Ce texte a été écrit par votre serviteur dans le T.G.V. Paris/Valenciennes (1H20 de retard, la prochaine fois j’irai à pied), je le retranscris ici tel qu’il a été écrit sur un vieux bout de papier.
Étranges moments… étranges pensées… Mais voici que déjà s’efface la banlieue monochrome et qu’éclate les couleurs de la nature, entrecoupées ça et là de quelques lambeaux de civilisation, îles éparses et sombres dans un océan de verdure. Ça et là, la terre est meurtrie par les hommes qui fouillent en ses entrailles, pour en extraire quoi ? Quelque métal précieux ? Ou n’est ce que pour flétrir sa beauté qu’ils jalousent ?
Les mythes répondent aux questions de l’homme, mais ce sont des réponses non dites à des questions qu’il ignorait s’être posé. Sans qu’il le sache, le mythe fournit à son esprit un embryon de réflexion et de réconfort. Car un mystère qui nous hante est obsédant, et le mythe a pour but d’exorciser cette peur ancrée en nous. Non, nous n’avons pas dû affronter des monstres, mais nous avons tous déjà été confronté au mal, hydre aux multiples têtes. Non, nous n’avons jamais eu les problèmes de triangle amoureux chers à Mr Katsura Masakazu, mais qui n’a jamais aimé ?

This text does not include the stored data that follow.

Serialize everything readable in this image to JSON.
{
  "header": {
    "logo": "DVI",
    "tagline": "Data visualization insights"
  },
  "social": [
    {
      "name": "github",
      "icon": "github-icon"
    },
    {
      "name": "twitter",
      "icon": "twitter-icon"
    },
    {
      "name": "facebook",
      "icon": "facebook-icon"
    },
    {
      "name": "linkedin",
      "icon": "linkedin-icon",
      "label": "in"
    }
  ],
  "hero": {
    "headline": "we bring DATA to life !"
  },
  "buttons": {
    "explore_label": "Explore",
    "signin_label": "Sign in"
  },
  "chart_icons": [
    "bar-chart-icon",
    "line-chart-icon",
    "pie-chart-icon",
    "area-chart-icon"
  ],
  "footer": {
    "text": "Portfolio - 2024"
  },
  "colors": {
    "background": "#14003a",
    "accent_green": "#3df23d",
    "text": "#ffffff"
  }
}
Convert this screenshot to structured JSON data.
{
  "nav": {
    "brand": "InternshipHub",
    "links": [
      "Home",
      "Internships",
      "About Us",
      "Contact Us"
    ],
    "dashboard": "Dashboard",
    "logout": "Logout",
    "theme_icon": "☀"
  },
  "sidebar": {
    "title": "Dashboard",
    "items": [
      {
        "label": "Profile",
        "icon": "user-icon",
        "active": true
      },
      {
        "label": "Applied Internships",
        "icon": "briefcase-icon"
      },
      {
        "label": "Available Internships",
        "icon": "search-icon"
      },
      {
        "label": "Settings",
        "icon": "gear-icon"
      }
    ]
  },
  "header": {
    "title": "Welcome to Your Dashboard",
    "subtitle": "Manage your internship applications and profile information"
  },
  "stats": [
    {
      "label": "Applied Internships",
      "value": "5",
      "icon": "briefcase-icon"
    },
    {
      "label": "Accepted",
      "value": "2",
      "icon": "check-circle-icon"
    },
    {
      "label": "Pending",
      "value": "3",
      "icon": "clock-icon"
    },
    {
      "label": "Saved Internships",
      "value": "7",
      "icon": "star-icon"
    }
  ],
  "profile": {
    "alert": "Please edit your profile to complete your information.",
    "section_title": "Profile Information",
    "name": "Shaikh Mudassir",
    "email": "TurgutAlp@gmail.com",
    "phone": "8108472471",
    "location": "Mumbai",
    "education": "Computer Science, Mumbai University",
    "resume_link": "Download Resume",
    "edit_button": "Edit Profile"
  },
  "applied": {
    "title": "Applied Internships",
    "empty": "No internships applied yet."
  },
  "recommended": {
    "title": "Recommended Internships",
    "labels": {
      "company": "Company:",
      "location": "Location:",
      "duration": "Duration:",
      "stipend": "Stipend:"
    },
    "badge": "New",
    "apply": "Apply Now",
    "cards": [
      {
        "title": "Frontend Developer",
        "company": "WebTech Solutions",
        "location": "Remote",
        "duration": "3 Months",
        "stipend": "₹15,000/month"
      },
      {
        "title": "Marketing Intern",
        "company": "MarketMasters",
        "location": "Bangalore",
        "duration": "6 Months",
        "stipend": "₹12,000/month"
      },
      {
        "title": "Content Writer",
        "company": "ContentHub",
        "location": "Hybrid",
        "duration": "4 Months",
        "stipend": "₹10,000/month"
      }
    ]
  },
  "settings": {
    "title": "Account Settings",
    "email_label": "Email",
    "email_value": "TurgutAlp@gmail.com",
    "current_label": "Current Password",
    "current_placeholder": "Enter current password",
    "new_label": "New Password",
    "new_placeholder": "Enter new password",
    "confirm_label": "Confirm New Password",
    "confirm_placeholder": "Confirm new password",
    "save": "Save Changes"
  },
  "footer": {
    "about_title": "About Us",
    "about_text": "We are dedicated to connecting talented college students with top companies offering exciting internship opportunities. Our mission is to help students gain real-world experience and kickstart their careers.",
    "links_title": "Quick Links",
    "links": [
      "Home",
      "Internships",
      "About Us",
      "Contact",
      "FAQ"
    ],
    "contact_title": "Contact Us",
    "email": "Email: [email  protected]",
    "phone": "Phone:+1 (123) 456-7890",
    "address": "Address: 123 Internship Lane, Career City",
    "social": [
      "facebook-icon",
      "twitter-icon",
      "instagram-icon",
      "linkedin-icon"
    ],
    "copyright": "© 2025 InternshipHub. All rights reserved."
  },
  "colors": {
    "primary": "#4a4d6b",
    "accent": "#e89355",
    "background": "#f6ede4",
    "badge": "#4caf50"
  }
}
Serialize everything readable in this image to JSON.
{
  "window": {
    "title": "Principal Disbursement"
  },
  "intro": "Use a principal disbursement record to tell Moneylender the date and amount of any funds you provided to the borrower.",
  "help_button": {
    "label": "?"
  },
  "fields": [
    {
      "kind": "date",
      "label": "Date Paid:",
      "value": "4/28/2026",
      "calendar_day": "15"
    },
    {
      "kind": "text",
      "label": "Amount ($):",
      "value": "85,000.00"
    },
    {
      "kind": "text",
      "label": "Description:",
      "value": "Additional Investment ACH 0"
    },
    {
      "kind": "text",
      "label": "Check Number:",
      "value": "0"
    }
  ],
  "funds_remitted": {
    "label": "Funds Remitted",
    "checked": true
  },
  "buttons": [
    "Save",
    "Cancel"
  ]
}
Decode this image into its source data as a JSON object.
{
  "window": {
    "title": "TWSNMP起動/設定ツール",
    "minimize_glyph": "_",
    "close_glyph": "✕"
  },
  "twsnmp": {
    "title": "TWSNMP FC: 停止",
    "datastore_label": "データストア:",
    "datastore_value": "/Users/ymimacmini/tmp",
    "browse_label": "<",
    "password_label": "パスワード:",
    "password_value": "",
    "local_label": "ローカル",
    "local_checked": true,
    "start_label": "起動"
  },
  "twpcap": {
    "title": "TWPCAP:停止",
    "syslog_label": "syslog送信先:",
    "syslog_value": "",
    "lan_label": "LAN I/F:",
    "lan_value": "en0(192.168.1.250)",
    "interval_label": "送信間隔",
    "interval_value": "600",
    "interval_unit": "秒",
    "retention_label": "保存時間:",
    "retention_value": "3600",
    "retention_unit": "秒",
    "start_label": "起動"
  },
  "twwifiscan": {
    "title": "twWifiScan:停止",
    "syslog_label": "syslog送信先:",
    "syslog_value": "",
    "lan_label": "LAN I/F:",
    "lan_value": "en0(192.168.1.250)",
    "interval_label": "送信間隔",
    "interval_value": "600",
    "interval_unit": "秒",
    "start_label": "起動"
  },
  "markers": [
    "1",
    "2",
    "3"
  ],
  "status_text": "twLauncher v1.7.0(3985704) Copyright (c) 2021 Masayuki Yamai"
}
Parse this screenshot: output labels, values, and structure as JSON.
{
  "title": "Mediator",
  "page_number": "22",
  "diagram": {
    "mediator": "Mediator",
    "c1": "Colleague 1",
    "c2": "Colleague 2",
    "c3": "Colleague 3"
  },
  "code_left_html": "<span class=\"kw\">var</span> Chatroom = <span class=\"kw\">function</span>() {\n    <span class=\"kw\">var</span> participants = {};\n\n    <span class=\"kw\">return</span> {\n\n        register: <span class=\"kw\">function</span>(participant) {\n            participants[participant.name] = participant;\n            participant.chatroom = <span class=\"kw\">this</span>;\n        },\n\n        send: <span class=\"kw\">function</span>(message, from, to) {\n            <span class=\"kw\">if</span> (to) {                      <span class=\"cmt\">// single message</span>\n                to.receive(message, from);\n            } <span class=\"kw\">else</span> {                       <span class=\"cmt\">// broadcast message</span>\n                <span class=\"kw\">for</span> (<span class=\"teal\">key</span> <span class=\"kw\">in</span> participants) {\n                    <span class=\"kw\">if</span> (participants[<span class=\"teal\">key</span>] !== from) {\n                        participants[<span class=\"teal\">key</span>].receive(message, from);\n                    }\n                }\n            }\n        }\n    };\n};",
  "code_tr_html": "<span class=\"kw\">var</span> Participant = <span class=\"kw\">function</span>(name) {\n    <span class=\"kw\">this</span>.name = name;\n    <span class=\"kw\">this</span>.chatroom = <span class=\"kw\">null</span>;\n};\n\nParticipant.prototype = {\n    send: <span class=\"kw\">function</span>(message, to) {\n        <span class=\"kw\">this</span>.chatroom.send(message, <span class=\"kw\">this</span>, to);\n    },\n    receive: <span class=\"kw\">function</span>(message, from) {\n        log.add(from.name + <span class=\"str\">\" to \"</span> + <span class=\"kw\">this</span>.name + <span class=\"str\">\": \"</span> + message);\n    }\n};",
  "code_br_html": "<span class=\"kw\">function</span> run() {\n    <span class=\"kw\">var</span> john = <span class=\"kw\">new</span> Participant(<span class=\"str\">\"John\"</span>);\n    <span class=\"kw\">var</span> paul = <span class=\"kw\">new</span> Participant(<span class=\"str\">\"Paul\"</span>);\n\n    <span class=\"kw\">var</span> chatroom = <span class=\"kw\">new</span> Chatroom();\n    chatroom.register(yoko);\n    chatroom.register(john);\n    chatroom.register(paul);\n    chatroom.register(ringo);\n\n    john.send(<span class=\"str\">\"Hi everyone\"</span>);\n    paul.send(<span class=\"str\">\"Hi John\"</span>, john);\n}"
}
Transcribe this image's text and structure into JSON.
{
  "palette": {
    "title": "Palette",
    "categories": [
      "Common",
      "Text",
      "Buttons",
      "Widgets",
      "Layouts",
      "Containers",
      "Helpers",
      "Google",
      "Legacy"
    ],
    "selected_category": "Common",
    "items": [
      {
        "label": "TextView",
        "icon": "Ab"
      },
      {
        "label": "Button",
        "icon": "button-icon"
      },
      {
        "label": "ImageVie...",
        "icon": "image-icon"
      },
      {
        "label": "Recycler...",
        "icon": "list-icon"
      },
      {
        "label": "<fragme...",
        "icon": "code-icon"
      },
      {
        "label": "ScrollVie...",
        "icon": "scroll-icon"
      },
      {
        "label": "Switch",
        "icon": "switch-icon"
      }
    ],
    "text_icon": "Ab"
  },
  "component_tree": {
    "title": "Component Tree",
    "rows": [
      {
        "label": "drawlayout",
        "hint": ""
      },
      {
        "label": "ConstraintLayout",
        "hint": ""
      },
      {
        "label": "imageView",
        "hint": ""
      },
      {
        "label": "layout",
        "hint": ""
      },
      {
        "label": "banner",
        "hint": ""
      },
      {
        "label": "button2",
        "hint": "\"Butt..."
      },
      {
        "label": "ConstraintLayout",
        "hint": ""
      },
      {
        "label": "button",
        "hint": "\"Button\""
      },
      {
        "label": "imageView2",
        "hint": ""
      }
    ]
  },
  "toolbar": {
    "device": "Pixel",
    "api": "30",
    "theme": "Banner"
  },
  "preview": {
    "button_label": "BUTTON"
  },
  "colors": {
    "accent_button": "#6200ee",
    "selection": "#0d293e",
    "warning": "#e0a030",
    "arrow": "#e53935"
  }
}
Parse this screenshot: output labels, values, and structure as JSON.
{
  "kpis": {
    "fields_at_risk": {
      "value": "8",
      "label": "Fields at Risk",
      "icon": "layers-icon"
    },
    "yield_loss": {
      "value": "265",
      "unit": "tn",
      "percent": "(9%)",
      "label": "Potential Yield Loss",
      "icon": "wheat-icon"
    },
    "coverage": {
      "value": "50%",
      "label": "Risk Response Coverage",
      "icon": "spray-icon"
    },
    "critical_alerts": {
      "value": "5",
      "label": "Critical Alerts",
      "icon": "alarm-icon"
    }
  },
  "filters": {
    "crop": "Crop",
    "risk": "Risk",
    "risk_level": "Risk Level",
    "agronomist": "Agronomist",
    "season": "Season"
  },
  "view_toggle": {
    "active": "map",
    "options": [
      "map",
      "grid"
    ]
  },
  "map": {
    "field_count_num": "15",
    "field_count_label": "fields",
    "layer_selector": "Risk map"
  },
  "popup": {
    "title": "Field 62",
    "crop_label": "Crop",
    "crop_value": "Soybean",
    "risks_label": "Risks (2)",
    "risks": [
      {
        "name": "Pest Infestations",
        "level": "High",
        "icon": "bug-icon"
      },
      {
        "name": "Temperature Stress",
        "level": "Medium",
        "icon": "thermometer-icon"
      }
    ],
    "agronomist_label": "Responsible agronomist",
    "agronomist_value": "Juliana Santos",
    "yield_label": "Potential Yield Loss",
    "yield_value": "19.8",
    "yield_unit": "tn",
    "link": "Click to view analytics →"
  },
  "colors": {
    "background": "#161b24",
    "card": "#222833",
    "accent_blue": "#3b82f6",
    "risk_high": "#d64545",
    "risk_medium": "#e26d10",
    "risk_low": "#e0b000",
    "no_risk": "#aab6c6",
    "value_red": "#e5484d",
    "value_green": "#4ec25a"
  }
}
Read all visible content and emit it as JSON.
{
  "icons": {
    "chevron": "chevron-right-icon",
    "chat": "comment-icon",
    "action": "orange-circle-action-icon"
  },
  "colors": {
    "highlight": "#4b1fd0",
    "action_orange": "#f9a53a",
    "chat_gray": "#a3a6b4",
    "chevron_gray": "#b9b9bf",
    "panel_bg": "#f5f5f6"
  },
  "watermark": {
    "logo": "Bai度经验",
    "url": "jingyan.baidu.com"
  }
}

L’astre du ciel, par bravade, brille plus intensément encore tandis qu’il retombe, gerbe éclatante de lumière. Par sa seule présence, il rehausse la beauté des cieux comme un bijou met en valeur le visage d’une femme. Enfin, une forêt s’offre aux regards. Une forêt a ceci de fascinant qu’on ne sait pas ce qui se cache derrière la 1ère ligne verte de ses innombrables soldats pacifiques, impeccablement en désordre mais formant malgré tout une armée des plus sympathique. Le train va si vite qu’il semble à mes yeux défaillants que les nuages ne sont qu’à 10 mètres au dessus des champs, immobiles tandis que nous les dépassons. Ils nous regardent passer avec étonnement : qui sont ces hommes pour les traiter ainsi ? Morphée, infatigable compagnon de mes rêveries, me tente par ses propos. Des chênes plantés le long d’un champ monte une garde vigilante : pas un poireau, pas un radis ne s’échappe de son enclos. La fureur des Vents semble avoir frappé un innocent cabanon. Innocent ? Pas sûr. Il dénaturait la nature, soufflent les Vents.
Les japonais pensent que les miroirs sont fidèles, les occidentaux s’en méfient. Narcisse, il est vrai, était grec, et si la mémoire des gens est courte, le mythe demeure, éternelle et vigilante mise en garde à nos enfants, afin qu’ils ne fassent pas plus tard ce que nous faisons, et qu’ils feront d’ailleurs à leur tour. 8H23 : 1er arrêt à Arras. Harassant, cet arrêt me stoppe en pleine écriture. Je porte un regard intrigué sur les jeunes sur le quai. Nous avons été comme eux, autrefois, hier encore même. Que les vieillards envient la jeunesse : elle a la paix du corps et les tourments de l’âme. Beauté et inquiétude, force sans sagesse. La jeunesse est devenue le mythe d’une société qui vieillit. Quelques « Tagues » insolents insultent mes yeux et mon goût, me rappelant avec à propos que l’innocence de la jeunesse est avant tout inexpérience. Quels dégâts ne causeraient ils pas si ils avaient seulement conscience de leurs possibilités. Certains mûriront, d’autres pourriront. Les jeunes sont comme des fruits. Méfie toi des fruits gâtés. Je ne parlerais plus le langage des bêtes, je n’utiliserais plus leurs mots corrompus. Ce qui se conçoit bien s’énonce clairement. Oui, bien, monsieur Descartes. A ces mots j’ajouterais ceci : ce qui est énoncé clairement est bien perçu. A propos, quelle est la différence entre cela et ceci ? Je ne sais. Sans doute pourras tu m’éclairer sur ce point comme sur d’autres. Comment, déjà à Legoland ? Les maisons de briques rouges s’offrent à nous, mais ce n’est que Douai. 8H42.
Le sort s’est acharné sur moi aujourd’hui. Le sort oublie que c’est le destin qui est en marche, mon destin. J’ignore si ce destin passe par Valenciennes, et finalement peu importe. Du moment que ce destin existe. 8H48 : le monde bougerait il ? Non, le train part dans l’autre sens, tout simplement. Nyx étend langoureusement ses bras, baille et se lève. 9H15 : arrivée et extinction des feux de mon stylo.